Basis function
==============

.. toctree::
   :maxdepth: 2
   :hidden:

   polynomial.rst
   exponential.rst
   catmullrom.rst
   cubichermite.rst
   exponentialhermite.rst


The basis function :math:`\phi` has the following important properties.

* **Support.** The *support* is the size of the largest interval in which :math:`\phi` is non-zero. For instance, the function

  .. math::
     :name: basis:eq:1

     \phi(t)=\begin{cases}
     1, \quad t\in [-\frac{1}{2}, \frac{1}{2}] \\
     0, \quad  \mathrm{elsewhere}
     \end{cases}

  has a support of size :math:`1`.
  If :math:`\phi` has a support of size :math:`L`, then :math:`\phi(t-k)` will be zero outside of :math:`[k-\frac{L}{2}, k+\frac{L}{2}]` and it will only occupy the :math:`\lceil \frac{L}{2} \rceil` intervals on each side of :math:`k`. The support thus dictates how many neighboring intervals each basis acts upon. Relying of basis that have a small support size means that each control point "controls" only a very localized portion of the entire function.

* **Interpolatory behaviour.** The basis function :math:`\phi` is said to be *interpolatory* if

  .. math::
     :name: basis:eq:2

     \phi(k) =\begin{cases}
     1, \quad k=0 \\
     0, \quad k \in \mathbb{Z}_{\ne 0}.
     \end{cases}

  When this is the case, we therefore have that :math:`r(k)=c[k]`, *i.e.* the spline and the control points coincide at integer values of :math:`k`.
  Most basis are not interpolatory and, as a consequence, spline functions constructed with them do not go through their own control points (*i.e.*, :math:`r(k) \neq c[k]`.
  Because of this, it is sometimes easier to think in terms of *knots* as opposed to control points.
  The knots :math:`n` correspond to the values of the spline at integer locations, *i.e.*

  .. math::
     :name: basis:eq:3

     n[k] = r(k).

  Therefore, if :math:`\phi` is interpolatory, the knots and the control points coincide (*i.e.*, :math:`n[k] = c[k]`).
  The knots also correspond to the junction points of the different intervals of the spline.
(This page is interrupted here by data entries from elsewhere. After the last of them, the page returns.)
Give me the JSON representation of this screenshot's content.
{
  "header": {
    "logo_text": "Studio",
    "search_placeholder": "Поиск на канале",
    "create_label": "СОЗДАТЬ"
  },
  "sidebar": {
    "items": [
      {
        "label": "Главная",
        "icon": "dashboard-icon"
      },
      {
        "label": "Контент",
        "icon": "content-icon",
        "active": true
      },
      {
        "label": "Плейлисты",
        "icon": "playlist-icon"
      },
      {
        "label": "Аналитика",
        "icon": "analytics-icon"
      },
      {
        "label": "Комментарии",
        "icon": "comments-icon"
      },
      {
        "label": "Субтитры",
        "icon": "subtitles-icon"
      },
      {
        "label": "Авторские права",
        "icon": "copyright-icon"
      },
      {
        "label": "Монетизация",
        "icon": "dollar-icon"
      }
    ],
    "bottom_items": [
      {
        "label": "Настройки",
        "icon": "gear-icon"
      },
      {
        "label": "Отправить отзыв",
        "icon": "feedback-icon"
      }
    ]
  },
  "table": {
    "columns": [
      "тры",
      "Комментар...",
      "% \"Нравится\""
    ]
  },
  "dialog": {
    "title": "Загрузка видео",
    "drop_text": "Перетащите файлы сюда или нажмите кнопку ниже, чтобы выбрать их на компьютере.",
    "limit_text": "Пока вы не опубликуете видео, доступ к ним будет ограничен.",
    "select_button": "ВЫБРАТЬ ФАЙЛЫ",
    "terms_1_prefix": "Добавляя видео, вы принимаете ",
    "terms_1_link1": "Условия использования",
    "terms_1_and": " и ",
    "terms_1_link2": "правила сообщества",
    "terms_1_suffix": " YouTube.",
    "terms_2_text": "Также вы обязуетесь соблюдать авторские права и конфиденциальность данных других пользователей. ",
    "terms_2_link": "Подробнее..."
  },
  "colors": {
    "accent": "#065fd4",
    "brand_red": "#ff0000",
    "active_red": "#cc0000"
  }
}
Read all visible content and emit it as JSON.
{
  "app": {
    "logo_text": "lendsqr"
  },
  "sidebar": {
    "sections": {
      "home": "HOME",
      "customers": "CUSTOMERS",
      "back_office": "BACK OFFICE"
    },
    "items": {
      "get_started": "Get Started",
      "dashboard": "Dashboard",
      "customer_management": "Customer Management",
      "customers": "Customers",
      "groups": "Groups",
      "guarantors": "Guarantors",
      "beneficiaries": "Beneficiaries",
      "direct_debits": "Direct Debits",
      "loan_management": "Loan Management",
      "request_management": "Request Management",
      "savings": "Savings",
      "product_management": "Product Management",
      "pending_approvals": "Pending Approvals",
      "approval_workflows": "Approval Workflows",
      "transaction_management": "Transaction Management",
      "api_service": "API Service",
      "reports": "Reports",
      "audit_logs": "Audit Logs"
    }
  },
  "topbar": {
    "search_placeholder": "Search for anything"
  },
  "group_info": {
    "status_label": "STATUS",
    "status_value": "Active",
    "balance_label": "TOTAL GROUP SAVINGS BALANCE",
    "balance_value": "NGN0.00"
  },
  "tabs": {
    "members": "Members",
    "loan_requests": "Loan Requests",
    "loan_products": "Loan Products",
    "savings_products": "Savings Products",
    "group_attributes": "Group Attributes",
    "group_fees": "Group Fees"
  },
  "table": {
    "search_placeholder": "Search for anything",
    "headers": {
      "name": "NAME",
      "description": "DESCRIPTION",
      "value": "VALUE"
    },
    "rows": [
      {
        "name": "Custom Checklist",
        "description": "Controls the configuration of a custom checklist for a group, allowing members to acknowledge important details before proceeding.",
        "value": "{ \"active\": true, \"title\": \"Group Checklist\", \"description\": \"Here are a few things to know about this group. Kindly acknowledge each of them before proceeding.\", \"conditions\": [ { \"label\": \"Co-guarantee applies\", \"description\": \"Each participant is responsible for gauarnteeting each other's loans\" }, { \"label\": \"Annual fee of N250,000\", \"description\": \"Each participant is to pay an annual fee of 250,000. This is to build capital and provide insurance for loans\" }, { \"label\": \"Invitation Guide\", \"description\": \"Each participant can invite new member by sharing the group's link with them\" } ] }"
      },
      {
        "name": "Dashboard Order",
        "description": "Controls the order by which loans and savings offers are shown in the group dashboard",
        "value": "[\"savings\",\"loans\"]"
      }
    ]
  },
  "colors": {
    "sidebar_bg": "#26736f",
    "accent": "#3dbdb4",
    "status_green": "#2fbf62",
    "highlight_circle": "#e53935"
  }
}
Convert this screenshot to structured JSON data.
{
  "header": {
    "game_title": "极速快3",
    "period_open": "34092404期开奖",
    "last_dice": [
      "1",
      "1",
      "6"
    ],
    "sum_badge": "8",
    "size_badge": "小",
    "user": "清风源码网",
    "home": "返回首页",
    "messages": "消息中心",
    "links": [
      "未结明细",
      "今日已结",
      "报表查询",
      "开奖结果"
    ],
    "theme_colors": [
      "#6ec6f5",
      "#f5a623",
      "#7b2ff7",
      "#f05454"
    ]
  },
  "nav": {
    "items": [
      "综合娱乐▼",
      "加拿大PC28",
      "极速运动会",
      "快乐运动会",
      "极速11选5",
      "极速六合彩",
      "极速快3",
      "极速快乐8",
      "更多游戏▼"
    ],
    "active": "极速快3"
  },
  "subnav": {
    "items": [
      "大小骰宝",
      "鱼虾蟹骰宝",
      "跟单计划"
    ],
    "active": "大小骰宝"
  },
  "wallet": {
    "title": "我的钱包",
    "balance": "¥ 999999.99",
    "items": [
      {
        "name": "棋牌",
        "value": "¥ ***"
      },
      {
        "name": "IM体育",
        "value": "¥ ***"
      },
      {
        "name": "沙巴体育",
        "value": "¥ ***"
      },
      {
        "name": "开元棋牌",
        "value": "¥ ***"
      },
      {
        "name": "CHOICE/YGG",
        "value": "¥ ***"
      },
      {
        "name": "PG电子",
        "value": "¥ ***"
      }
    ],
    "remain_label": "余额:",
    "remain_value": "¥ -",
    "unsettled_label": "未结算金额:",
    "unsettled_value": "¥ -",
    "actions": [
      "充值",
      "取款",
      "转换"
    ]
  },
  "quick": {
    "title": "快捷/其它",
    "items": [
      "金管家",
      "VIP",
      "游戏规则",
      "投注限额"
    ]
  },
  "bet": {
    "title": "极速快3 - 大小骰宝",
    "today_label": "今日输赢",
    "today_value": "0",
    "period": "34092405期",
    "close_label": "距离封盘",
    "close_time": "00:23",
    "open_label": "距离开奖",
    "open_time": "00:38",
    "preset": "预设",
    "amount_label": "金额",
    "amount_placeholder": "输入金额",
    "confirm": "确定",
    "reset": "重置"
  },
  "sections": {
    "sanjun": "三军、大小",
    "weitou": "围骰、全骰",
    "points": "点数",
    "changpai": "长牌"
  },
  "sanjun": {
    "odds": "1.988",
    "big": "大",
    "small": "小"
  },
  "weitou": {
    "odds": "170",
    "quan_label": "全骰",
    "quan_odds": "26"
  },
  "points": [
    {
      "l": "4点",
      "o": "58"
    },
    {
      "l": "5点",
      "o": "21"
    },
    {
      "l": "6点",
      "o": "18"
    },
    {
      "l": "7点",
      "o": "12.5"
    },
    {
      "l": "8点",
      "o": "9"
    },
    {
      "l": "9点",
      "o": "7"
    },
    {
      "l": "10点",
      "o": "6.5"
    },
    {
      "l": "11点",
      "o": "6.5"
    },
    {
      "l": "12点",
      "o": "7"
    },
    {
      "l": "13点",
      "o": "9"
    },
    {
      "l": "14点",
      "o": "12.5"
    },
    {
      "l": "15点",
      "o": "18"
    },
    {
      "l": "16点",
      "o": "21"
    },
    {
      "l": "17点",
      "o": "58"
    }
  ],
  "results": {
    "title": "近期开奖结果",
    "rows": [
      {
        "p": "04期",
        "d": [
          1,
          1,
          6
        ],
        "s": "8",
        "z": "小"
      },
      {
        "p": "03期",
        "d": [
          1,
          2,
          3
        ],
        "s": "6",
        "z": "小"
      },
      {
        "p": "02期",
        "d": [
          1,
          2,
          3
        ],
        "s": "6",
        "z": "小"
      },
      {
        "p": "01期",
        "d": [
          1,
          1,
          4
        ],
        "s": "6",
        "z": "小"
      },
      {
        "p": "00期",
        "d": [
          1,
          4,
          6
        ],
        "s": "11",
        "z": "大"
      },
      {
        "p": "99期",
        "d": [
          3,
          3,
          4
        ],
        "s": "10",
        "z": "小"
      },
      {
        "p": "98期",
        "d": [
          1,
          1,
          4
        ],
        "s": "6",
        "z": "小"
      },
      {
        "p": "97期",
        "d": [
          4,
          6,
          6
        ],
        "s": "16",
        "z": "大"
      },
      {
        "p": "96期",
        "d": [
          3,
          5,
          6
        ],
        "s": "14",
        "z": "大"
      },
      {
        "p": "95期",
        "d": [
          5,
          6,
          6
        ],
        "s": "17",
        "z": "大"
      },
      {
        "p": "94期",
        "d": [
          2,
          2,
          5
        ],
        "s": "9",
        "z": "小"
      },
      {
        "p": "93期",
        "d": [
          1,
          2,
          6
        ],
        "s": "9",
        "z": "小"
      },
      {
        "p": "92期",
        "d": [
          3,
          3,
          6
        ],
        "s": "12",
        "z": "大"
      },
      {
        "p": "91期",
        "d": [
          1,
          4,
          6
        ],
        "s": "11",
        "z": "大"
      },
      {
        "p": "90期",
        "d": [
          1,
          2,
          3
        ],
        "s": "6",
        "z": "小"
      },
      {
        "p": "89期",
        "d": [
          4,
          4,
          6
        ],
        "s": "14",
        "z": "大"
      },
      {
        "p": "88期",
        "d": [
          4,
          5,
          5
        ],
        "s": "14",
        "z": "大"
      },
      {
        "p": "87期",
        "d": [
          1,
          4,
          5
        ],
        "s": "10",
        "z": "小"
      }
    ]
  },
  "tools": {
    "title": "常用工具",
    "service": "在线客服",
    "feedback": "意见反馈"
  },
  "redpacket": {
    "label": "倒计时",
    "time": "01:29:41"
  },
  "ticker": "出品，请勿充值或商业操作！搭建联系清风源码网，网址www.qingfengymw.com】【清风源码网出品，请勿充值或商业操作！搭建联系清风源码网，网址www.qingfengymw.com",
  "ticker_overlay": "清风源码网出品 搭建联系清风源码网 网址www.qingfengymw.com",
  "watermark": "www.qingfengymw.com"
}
  Knots and control points are related through the so-called *inverse filter* of :math:`\phi`.
  Details can be found in [Unser1999]_, but for the purpose of using the \texttt{splinebox} library it is sufficient to understand that control points and knots are related, and that each of these sequences can be transformed into one another.

* **Degree and regularity.** The degree and regularity of :math:`\phi` dictates respectively the degree of the intervals and the regularity at the knots in the resulting spline.
  For instance, if :math:`\phi` is a cubic polynomial, then :math:`r` will be piecewise cubic and twice differentiable at the knots.